Ich war als Aushilfe beim ATP-Turnier in Stuttgart. Es war nicht viel, nur ein kleiner Besuch, um Rat zu geben. Dort fragte man mich, ob ich mich nicht um den Platz auf Mallorca kümmern möchte. Vier Jahre ist das nun her. Ich lebte damals in Südafrika und reiste viel zwischen dort, München und Asien umher. Ich wurde langsam alt und war der vielen Stunden im Flieger etwas überdrüssig. Ich sagte zu, da ich vorher schon auf einer Insel gearbeitet hatte und mich mit den Besonderheiten auskannte.

Was macht das Wimbledon-Gras besonders grün?

Es gibt Tausende verschiedener Grasarten. Was macht das Wimbledon-Grün besonders?

Im Endeffekt gibt es zwei verschiedene Kategorien: Gräser, die in kalten Regionen wachsen, und solche, die das tropische Klima bevorzugen. Damit das Grün unter den falschen Wetterbedingungen wächst, müssen wir Hybride züchten und es manipulieren. Das Wimbledon-Gras heißt offiziell Lolium perenne, im Volksmund als Ausdauernder Lolch bekannt. Der Hybrid, den wir hier nutzen, heißt Greenland. Dieser Rasen lässt den Ball besonders schön springen. Die tropischen Gräser sind eher fluffig. Da springt nichts.

Wie sieht die tägliche Pflege aus?

Das hängt vom Wetter ab. Wir kümmern uns aber stundenlang darum. Drei Mal die Woche wird das Gras auf neun Millimeter gestutzt. Ist es zu heiß, eher weniger, damit der Rasen nicht verbrennt. Je gesünder das Gras ist, umso weniger Wasser braucht es. Alle zwei Tage gießen wir mit recyceltem Schmutzwasser.

Gibt es Unterschiede bei der Rasenpflege zwischen Tennis- und Golfplätzen?

Die grundsätzliche Wissenschaft der Rasenzucht ist die gleiche. Im Tennis sind 15 Prozent Tonerde unter dem Gras, was ebenfalls dafür sorgen soll, dass der Ball springt. Allerdings absorbiert es auch die Hitze, was meinen Job schwieriger macht.

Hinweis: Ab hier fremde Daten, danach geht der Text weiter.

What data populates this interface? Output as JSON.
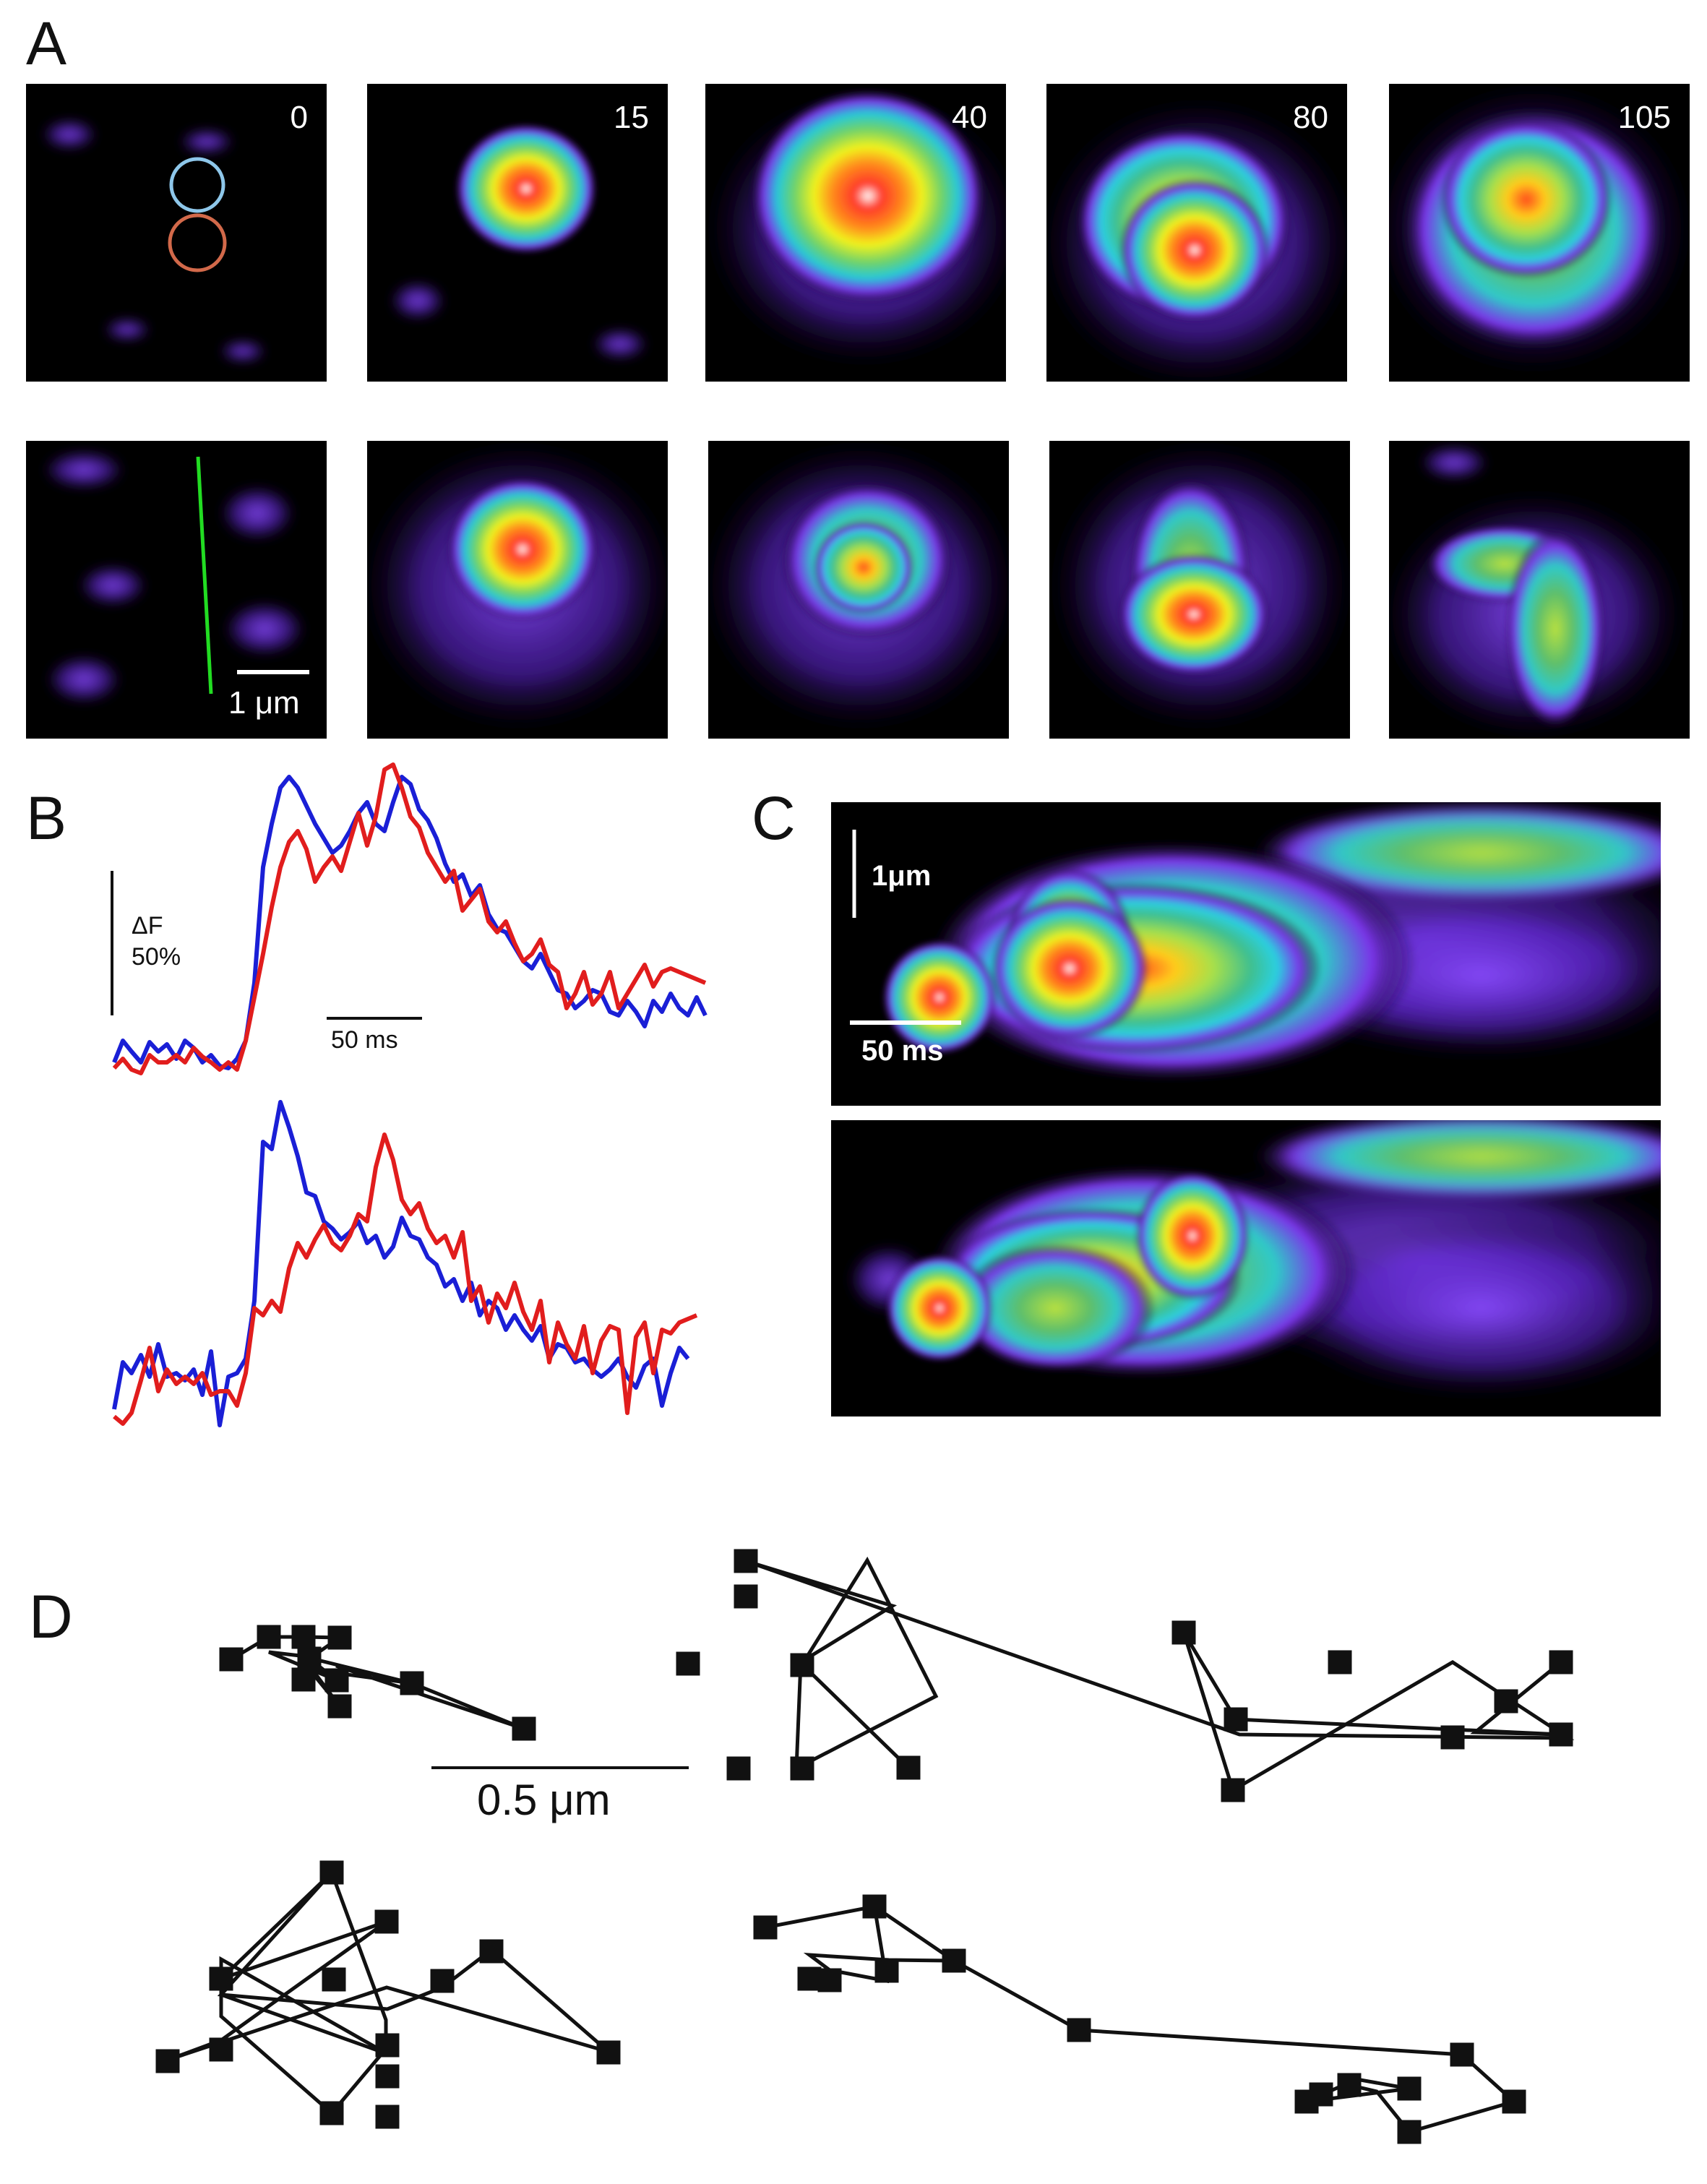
{
  "panels": {
    "a": {
      "letter": "A"
    },
    "b": {
      "letter": "B"
    },
    "c": {
      "letter": "C"
    },
    "d": {
      "letter": "D"
    }
  },
  "panel_a": {
    "time_labels": [
      "0",
      "15",
      "40",
      "80",
      "105"
    ],
    "scale_label": "1 μm",
    "roi_colors": {
      "upper_roi": "#8ec7ea",
      "lower_roi": "#d2694a",
      "line_scan": "#22dd22"
    }
  },
  "panel_b": {
    "ylabel_line1": "ΔF",
    "ylabel_line2": "50%",
    "time_scale": "50 ms",
    "colors": {
      "blue_trace": "#1a1fd6",
      "red_trace": "#e11d1d"
    }
  },
  "panel_c": {
    "distance_scale": "1μm",
    "time_scale": "50 ms"
  },
  "panel_d": {
    "scale_label": "0.5 μm"
  }
}
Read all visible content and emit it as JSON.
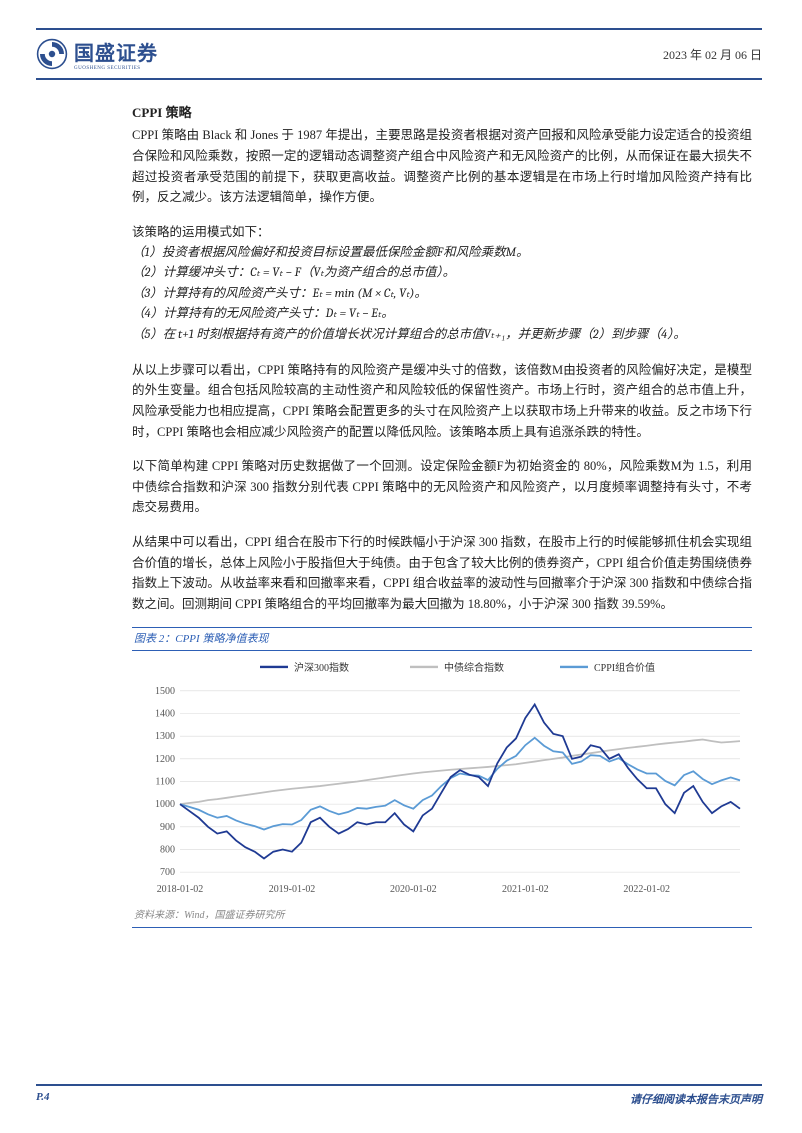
{
  "header": {
    "logo_cn": "国盛证券",
    "logo_en": "GUOSHENG SECURITIES",
    "date": "2023 年 02 月 06 日"
  },
  "section": {
    "title": "CPPI 策略",
    "p1": "CPPI 策略由 Black 和 Jones 于 1987 年提出，主要思路是投资者根据对资产回报和风险承受能力设定适合的投资组合保险和风险乘数，按照一定的逻辑动态调整资产组合中风险资产和无风险资产的比例，从而保证在最大损失不超过投资者承受范围的前提下，获取更高收益。调整资产比例的基本逻辑是在市场上行时增加风险资产持有比例，反之减少。该方法逻辑简单，操作方便。",
    "p2_intro": "该策略的运用模式如下：",
    "steps": [
      "（1）投资者根据风险偏好和投资目标设置最低保险金额F和风险乘数M。",
      "（2）计算缓冲头寸：Cₜ = Vₜ − F（Vₜ为资产组合的总市值）。",
      "（3）计算持有的风险资产头寸：Eₜ = min (M × Cₜ, Vₜ)。",
      "（4）计算持有的无风险资产头寸：Dₜ = Vₜ − Eₜ。",
      "（5）在 t+1 时刻根据持有资产的价值增长状况计算组合的总市值Vₜ₊₁，并更新步骤（2）到步骤（4）。"
    ],
    "p3": "从以上步骤可以看出，CPPI 策略持有的风险资产是缓冲头寸的倍数，该倍数M由投资者的风险偏好决定，是模型的外生变量。组合包括风险较高的主动性资产和风险较低的保留性资产。市场上行时，资产组合的总市值上升，风险承受能力也相应提高，CPPI 策略会配置更多的头寸在风险资产上以获取市场上升带来的收益。反之市场下行时，CPPI 策略也会相应减少风险资产的配置以降低风险。该策略本质上具有追涨杀跌的特性。",
    "p4": "以下简单构建 CPPI 策略对历史数据做了一个回测。设定保险金额F为初始资金的 80%，风险乘数M为 1.5，利用中债综合指数和沪深 300 指数分别代表 CPPI 策略中的无风险资产和风险资产，以月度频率调整持有头寸，不考虑交易费用。",
    "p5": "从结果中可以看出，CPPI 组合在股市下行的时候跌幅小于沪深 300 指数，在股市上行的时候能够抓住机会实现组合价值的增长，总体上风险小于股指但大于纯债。由于包含了较大比例的债券资产，CPPI 组合价值走势围绕债券指数上下波动。从收益率来看和回撤率来看，CPPI 组合收益率的波动性与回撤率介于沪深 300 指数和中债综合指数之间。回测期间 CPPI 策略组合的平均回撤率为最大回撤为 18.80%，小于沪深 300 指数 39.59%。"
  },
  "chart": {
    "caption": "图表 2：CPPI 策略净值表现",
    "source": "资料来源：Wind，国盛证券研究所",
    "legend": [
      "沪深300指数",
      "中债综合指数",
      "CPPI组合价值"
    ],
    "colors": [
      "#1f3a93",
      "#bfbfbf",
      "#5b9bd5"
    ],
    "background_color": "#ffffff",
    "grid_color": "#d9d9d9",
    "axis_color": "#555555",
    "ylim": [
      700,
      1500
    ],
    "ytick_step": 100,
    "x_labels": [
      "2018-01-02",
      "2019-01-02",
      "2020-01-02",
      "2021-01-02",
      "2022-01-02"
    ],
    "label_fontsize": 10,
    "line_width": 1.8,
    "series_hs300": [
      1000,
      970,
      940,
      900,
      870,
      880,
      840,
      810,
      790,
      760,
      790,
      800,
      790,
      830,
      920,
      940,
      900,
      870,
      890,
      920,
      910,
      920,
      920,
      960,
      910,
      880,
      950,
      980,
      1050,
      1120,
      1150,
      1130,
      1120,
      1080,
      1180,
      1250,
      1290,
      1380,
      1440,
      1360,
      1310,
      1300,
      1200,
      1210,
      1260,
      1250,
      1200,
      1220,
      1160,
      1110,
      1070,
      1070,
      1000,
      960,
      1050,
      1080,
      1010,
      960,
      990,
      1010,
      980
    ],
    "series_bond": [
      1000,
      1005,
      1010,
      1018,
      1022,
      1028,
      1034,
      1040,
      1046,
      1052,
      1058,
      1063,
      1068,
      1072,
      1076,
      1080,
      1085,
      1090,
      1095,
      1100,
      1106,
      1112,
      1118,
      1124,
      1130,
      1135,
      1140,
      1144,
      1148,
      1152,
      1155,
      1158,
      1161,
      1164,
      1168,
      1172,
      1176,
      1182,
      1188,
      1194,
      1200,
      1206,
      1213,
      1219,
      1225,
      1231,
      1237,
      1243,
      1248,
      1253,
      1258,
      1263,
      1268,
      1272,
      1276,
      1281,
      1285,
      1278,
      1272,
      1275,
      1278
    ],
    "series_cppi": [
      1000,
      988,
      975,
      955,
      940,
      948,
      928,
      913,
      903,
      888,
      903,
      912,
      910,
      930,
      975,
      990,
      970,
      955,
      965,
      983,
      980,
      988,
      993,
      1018,
      995,
      980,
      1018,
      1038,
      1080,
      1115,
      1135,
      1128,
      1126,
      1106,
      1156,
      1192,
      1213,
      1260,
      1293,
      1258,
      1233,
      1228,
      1178,
      1188,
      1216,
      1213,
      1188,
      1203,
      1176,
      1153,
      1135,
      1135,
      1102,
      1083,
      1128,
      1145,
      1111,
      1088,
      1105,
      1118,
      1105
    ]
  },
  "footer": {
    "page": "P.4",
    "note": "请仔细阅读本报告末页声明"
  }
}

Im Golf ist es ein eher sandiger Untergrund.

Alle zwei Monate kommen die Wimbledon-Experten, um Ihre Arbeit zu überprüfen. Ist das nicht ein Zeichen des Misstrauens?

Auf keinen Fall. Mit meinem Unternehmen bin ich direkt von Wimbledon angestellt. Letztlich ist es meine Mission, eine detailgetreue Kopie des englischen Rasens zu machen. Da ist mir jede Hilfe recht.